Drive (2011, Nicolas Winding Refn)

Drive poster

Well, this was not what I was expecting at all! A film called “Drive” with a central character with a double life as stunt driver and getaway man – this is going to be a brainless adrenaline rush of chase after chase, right? Wrong. This is a properly cinematic thriller; yes, its hero is a bit of a superhero, and there are some good driving sequences but few, and they are more plausible than I expected.

The opening scene didn’t bode too well, with slightly too much “Basil Exposition” for my taste but, as soon as the first chase scene began, I was intrigued. This was a much more interesting chase than I expected. Then some time is spent establishing Driver’s (Gosling’s lead, I don’t think he’s named) relationship with Irene (Carey Mulligan, good in everything I’ve seen her in, including Dr Who) and her son, Benicio. There is some chemistry and it is delicate and sweet.

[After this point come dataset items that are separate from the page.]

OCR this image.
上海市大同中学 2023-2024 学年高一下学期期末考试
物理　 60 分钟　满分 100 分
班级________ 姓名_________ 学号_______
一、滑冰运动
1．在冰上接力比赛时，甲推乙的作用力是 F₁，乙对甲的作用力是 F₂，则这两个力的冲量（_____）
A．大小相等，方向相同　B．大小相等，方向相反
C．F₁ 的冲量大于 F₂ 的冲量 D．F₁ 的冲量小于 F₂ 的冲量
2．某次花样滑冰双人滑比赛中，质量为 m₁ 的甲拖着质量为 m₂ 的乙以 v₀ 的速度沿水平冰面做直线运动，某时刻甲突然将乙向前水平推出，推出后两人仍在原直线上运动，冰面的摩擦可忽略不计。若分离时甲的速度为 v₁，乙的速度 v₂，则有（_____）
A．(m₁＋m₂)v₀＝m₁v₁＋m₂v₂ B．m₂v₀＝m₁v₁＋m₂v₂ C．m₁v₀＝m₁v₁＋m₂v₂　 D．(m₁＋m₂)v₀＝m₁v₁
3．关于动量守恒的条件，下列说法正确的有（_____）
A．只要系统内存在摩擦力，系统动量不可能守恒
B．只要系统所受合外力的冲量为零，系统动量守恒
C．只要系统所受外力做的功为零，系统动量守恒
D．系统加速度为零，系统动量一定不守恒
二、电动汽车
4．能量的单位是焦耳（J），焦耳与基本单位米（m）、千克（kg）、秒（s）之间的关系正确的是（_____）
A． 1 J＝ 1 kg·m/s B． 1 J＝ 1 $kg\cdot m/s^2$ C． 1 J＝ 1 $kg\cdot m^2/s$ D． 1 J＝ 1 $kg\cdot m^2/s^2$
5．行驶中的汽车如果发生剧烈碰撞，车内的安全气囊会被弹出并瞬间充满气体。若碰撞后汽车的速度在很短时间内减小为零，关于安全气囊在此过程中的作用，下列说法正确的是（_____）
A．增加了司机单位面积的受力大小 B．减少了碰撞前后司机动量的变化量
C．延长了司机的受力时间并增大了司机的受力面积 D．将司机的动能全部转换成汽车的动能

When Irene’s husband, Standard, comes out of jail, it throws a spanner in the works of Irene and Driver’s possible relationship but, again, there is a bit more going on. As Driver agrees to help Standard pay his debts, for Irene and Benicio’s sake and with the assistance of another crook, Blanche (Christina Hendricks, surprisingly unglam), the situation rapidly becomes more serious. Some of the film style is almost Lynchian in style, dark and menacing, and there are occasional bursts of extreme violence. Despite my initial fears, there are no “A-Team cars rolling over, things explode, nobody hurt” and the “18” certificate is not surprising.

There are twists, not labyrinthine, and there are characters, though not especially deep but, most of all, there is craft on display here. It’s not perfect but it is, much to my surprise, among the best films I’ve seen this year.